I watched my father slowly die for two years – which really isn’t a long time when I consider what others have gone through. The memory of a loved one’s death lingers with you no matter how sudden or painful.
I have always wanted to move away from Utah – well, maybe not always – but definitely after I got married. At the same time (even if we could have afforded it) it would (and will) be so hard to leave my family members – knowing I would not or will not be able to afford to return often as there will be new births, deaths, Christmas, birthdays and other celebrations. And yet if I stay in Utah and continue to breathe this dry air, I will be miserable and my family members will remember how hard it was for me to breathe during the final stages of my life. I don’t want people to remember me like that! I’d rather be healthy and far away and correspond through modern technology although I’d prefer in person. I would prefer to breathe.
I didn’t plan on five days making such a difference, but it did. I could breathe so much easier in Oregon – and though I still had some of the phlegm, it never built to chocking me. It came out right away. My unpleasant sounds weren’t as long or as often. The wind blew at times – but never knocked me into a coma.

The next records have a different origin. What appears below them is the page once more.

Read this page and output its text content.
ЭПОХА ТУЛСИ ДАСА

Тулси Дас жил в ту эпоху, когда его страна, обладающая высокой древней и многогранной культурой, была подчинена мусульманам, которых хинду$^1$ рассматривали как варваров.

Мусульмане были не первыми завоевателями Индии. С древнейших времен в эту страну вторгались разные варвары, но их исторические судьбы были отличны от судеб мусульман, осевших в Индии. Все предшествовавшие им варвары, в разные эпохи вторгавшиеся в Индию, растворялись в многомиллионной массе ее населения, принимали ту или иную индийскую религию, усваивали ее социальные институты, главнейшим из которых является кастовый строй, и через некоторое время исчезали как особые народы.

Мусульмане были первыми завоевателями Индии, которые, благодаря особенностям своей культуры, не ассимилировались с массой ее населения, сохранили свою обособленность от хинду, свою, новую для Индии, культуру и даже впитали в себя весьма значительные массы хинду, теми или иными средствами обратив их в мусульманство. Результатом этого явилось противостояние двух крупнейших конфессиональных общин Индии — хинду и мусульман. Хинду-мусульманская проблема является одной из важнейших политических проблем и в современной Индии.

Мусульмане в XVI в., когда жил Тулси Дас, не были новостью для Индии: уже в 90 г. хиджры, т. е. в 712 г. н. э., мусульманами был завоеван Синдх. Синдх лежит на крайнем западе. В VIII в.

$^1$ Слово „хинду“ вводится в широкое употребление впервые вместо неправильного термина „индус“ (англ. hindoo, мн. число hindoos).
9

By moving to Oregon, I feel like I have bought another ten years of my life. I will not only be able to see Jenna graduate from high school, I may see her get married and have children as well. And I will be able to enjoy it if I am breathing.
Both Roland and I wear glasses. In Utah, we are constantly trying to wipe them clean. Often (to me) it feels like I am doing it in vain as the gunk seems to return in less than a minute.
I packed a huge amount of lens cloths for our trip to Oregon. We didn’t even use them. This is the air I have breathing and the air that I will breathe. I have to move. I don’t want to suffocate on my phlegm. It’s looking promising that, if I stay in Utah, that’s how I will die. I’d rather spend money on a move than on doctor and hospital bills.
I can be buried in Oregon when the time comes. It’s not like Roland and I have purchased plots here, and I don’t think it’s a wise investment on the part of my family to have my body shipped. And it’s okay. I seriously believe I am buying more time to be.